La Chine accélère le déploiement de l'intelligence artificielle dans la production de contenus courts, un segment devenu central pour sa stratégie technologique et culturelle. Les modèles d'IA générative, proposés en libre accès ou à des coûts très réduits, permettent aujourd'hui de créer en quelques secondes des microdrames – vidéos de quelques minutes aux scénarios souvent mélodramatiques – qui rencontrent un succès phénoménal sur les plateformes chinoises et internationales.
Un modèle économique fondé sur l'open source
Contrairement aux restrictions américaines qui verrouillent l'accès aux meilleures IA, Pékin a choisi de diffuser largement ses technologies. Des fleurons comme Qwen, Kimi, Minimax ou GLM mettent à disposition des modèles surpuissants et multimodaux, souvent en open source. Cette stratégie vise à inonder le marché mondial d'outils abordables, rendant l'IA de pointe accessible à un très large public. L'objectif affiché est de démocratiser la création de contenu, mais cette ouverture soulève des questions de cybersécurité à l'échelle planétaire.
Une production de masse dopée par l'IA
Dans les studios chinois, les équipes de production utilisent désormais des intelligences artificielles pour générer dialogues, décors, effets spéciaux et même animer des personnages. Là où il fallait auparavant des semaines de tournage et de postproduction, un microdrame peut être finalisé en quelques heures. Cette accélération permet de répondre à une demande exponentielle : les plateformes chinoises diffusent chaque jour des centaines de nouveaux épisodes, chacun durant entre une et cinq minutes, souvent tirés de romans en ligne ou de scénarios générés automatiquement.
Une popularité qui dépasse les frontières
Ces microdrames, portés par des récits simples et émotionnellement puissants, séduisent un public bien au-delà de la Chine. Traduits et sous-titrés automatiquement par des IA, ils envahissent les réseaux sociaux en Asie du Sud-Est, en Afrique et même en Europe. Le phénomène interroge les autorités de plusieurs pays, notamment au sein de l'alliance des Five Eyes (États-Unis, Royaume-Uni, Canada, Australie et Nouvelle-Zélande), qui surveillent de près ce qu'elles considèrent comme un vecteur potentiel d'influence et de collecte massive de données.

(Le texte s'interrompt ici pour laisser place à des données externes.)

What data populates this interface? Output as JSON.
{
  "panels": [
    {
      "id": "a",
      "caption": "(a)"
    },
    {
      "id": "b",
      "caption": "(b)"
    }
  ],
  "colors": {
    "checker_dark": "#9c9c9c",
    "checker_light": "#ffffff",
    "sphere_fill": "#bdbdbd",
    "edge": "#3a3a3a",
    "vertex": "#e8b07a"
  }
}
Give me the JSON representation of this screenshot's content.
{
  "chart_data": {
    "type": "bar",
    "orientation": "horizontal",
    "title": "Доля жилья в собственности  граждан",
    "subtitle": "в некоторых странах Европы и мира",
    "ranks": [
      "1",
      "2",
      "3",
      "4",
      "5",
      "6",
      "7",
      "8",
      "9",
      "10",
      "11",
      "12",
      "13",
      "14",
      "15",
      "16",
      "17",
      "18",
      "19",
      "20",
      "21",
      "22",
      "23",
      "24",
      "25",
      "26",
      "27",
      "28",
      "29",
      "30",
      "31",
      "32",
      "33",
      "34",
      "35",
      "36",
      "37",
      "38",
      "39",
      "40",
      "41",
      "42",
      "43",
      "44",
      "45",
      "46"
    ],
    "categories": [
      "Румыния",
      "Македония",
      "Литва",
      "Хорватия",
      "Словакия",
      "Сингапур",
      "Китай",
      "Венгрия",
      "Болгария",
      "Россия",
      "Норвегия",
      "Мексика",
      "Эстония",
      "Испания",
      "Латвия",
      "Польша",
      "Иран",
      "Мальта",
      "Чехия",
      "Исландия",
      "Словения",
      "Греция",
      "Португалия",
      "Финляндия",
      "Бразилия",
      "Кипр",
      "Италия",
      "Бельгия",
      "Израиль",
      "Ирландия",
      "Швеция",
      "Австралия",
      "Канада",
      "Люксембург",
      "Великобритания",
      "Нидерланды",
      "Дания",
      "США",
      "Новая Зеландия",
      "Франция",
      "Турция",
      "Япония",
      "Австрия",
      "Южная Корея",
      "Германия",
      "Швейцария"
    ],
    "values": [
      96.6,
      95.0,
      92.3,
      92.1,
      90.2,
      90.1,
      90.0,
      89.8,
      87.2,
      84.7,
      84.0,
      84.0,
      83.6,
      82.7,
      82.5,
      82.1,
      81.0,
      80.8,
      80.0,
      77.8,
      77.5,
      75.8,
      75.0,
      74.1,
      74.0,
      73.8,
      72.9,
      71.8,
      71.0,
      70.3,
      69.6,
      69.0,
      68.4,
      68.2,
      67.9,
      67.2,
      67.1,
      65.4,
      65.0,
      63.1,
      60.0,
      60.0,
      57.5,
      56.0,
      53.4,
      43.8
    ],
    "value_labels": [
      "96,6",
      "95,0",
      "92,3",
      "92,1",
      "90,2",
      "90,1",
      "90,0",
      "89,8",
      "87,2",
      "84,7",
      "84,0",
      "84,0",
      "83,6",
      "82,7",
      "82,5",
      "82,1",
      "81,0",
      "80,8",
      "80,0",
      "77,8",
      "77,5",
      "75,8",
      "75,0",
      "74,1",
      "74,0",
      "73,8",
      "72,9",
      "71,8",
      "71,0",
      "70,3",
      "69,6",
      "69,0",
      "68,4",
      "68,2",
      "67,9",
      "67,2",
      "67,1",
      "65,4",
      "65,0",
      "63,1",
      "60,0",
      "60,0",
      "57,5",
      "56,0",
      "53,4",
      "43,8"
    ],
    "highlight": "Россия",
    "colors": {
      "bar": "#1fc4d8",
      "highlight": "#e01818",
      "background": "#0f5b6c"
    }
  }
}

Un basculement géopolitique sous surveillance
Les experts en sécurité notent que la diffusion de modèles d'IA ouverts permet non seulement de promouvoir la culture chinoise, mais aussi d'installer des technologies dont les failles pourraient être exploitées. Les services de renseignement occidentaux analysent ainsi avec attention la manière dont ces outils sont utilisés, craignant une forme de dépendance technologique et une fuite de données sensibles. Pékin, de son côté, plaide pour une régulation internationale tout en maintenant sa stratégie d'offensive commerciale.
Conséquences pour les marchés et la création
Sur le plan économique, cette production de masse bouleverse les chaînes de valeur traditionnelles du divertissement. Les coûts de production chutent drastiquement, permettant à de petits studios et même à des créateurs individuels de concurrencer les grandes maisons de production. En parallèle, les géants américains de la tech, contraints par des restrictions à l'exportation, observent avec inquiétude l'émergence de concurrents chinois capables de fournir des solutions équivalentes à des prix défiant toute concurrence.
Regards croisés sur l'avenir
Si certains saluent une démocratisation sans précédent de la création audiovisuelle, d'autres mettent en garde contre les risques de désinformation et de manipulation. La frontière entre contenu authentique et production artificielle devient de plus en plus floue, d'autant que les IA génératives savent désormais imiter les expressions faciales et les intonations avec un réalisme troublant. Dans ce contexte, les appels à une régulation internationale se multiplient, alors que la course à l'innovation ne montre aucun signe de ralentissement.